Firstly, the shape of the events was far from representing a unified struggle. While some workplaces got shut down entirely for the full day, others remained closed for only about 9 minutes, and some didn’t close down at all. While this reflects the unevenness of the organizational level of the workers involved in the movement, it also indicates the lack of efforts on the part of the leadership to eliminate this unevenness. It is also quite telling that the two legal barriers preventing this movement to develop into a general strike, the Taft-Hartley Act of 1947 (which prevents a union on strike from calling other unions to its help) and the no-strike clauses of numerous union contracts (including some of Teamsters’) were not addressed anywhere.
Secondly, the political messages of the actions were often formulated as appeals to the bosses’ and bourgeois politicians’ conscience, rather than workers’ own concrete demands. Organizers of the event announced in their own website that they want to see “elected officials us[ing] their authority to rewrite the rules so that Black people can thrive”. In Los Angeles, the main site of protests was none other than a boulevard named after the former Democratic president Barack Obama! All these factors indicate that the union bureaucracy is still trying to pull the movement to the straightjacket of Democratic politics.

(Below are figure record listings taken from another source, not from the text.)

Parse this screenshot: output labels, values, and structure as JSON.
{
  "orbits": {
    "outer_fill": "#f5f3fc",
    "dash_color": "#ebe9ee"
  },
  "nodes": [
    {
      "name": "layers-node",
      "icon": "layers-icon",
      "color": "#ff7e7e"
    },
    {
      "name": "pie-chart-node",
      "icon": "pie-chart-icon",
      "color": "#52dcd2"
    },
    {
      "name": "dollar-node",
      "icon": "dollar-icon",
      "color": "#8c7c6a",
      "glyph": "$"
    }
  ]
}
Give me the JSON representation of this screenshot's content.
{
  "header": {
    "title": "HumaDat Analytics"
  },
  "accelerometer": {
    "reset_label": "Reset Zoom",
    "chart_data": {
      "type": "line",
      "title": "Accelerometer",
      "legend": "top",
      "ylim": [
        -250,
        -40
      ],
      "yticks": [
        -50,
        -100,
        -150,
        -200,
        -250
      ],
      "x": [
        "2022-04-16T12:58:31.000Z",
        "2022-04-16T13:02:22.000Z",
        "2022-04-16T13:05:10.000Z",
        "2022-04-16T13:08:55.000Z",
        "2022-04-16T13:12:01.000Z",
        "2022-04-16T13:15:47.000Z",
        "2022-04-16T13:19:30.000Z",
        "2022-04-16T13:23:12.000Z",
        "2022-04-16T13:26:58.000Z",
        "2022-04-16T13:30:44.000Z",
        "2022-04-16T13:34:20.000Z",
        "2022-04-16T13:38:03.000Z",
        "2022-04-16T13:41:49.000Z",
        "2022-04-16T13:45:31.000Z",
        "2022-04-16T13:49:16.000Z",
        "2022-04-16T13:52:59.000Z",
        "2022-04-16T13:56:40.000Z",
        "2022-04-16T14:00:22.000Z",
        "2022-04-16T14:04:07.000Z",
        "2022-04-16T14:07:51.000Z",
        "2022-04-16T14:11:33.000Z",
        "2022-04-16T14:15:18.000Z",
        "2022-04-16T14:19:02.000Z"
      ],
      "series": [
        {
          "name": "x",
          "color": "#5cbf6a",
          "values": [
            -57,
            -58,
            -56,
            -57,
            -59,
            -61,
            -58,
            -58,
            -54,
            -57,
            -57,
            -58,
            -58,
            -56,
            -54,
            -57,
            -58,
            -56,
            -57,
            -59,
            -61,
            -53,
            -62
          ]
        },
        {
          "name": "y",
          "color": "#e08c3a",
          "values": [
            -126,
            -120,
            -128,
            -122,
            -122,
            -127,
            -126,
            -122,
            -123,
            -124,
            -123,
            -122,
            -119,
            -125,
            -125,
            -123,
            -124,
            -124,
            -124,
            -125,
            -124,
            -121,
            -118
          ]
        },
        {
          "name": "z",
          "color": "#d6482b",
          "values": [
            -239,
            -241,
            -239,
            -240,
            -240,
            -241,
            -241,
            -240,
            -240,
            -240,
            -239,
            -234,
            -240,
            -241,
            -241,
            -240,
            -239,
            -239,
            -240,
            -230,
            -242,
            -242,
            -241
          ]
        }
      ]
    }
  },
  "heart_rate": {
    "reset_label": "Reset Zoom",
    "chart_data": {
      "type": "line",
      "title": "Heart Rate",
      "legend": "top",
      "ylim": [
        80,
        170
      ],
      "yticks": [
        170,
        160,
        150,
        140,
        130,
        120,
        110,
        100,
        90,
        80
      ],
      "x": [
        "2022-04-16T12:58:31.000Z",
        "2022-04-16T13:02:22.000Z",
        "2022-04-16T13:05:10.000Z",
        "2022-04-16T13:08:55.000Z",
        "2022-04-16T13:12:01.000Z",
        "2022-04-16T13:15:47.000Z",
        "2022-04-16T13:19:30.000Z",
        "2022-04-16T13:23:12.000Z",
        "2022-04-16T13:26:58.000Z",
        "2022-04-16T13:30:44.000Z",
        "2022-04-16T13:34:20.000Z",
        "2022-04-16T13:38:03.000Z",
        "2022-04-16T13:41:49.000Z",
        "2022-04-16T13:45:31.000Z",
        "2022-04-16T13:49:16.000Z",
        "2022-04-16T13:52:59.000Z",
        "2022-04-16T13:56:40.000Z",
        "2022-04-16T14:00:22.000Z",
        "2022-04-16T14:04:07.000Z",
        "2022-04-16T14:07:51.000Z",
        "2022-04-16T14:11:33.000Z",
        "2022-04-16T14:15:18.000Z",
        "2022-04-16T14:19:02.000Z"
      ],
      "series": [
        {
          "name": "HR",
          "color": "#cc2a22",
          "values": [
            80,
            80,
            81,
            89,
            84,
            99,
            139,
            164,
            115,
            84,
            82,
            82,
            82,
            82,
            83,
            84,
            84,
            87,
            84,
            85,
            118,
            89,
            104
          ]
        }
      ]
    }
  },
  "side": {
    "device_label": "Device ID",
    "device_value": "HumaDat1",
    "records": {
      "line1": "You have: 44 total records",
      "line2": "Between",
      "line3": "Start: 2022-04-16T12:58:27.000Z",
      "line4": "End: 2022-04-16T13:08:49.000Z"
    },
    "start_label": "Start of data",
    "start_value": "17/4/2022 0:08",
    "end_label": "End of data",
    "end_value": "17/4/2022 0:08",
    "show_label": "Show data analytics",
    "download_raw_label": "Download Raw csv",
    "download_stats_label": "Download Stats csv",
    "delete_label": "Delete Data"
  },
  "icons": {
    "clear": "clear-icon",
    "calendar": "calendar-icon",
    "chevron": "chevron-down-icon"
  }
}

Nonetheless, the sheer fact of the massive action marks a possible turning point in the unfolding of the class struggle in the USA. The union bureaucracy, the buffer between the Democrats and the workers, is still to be taken down within the unions; but it is retreating. The working (and unemployed) masses still need to organize themselves and join the anti-racist struggle en masse, but they are taking the steps in that direction. It is our hope and quest that these steps will culminate in a general strike that would target the racist, capitalist system as a whole!
Black, Latino, Asian, white; workers of the world, unite!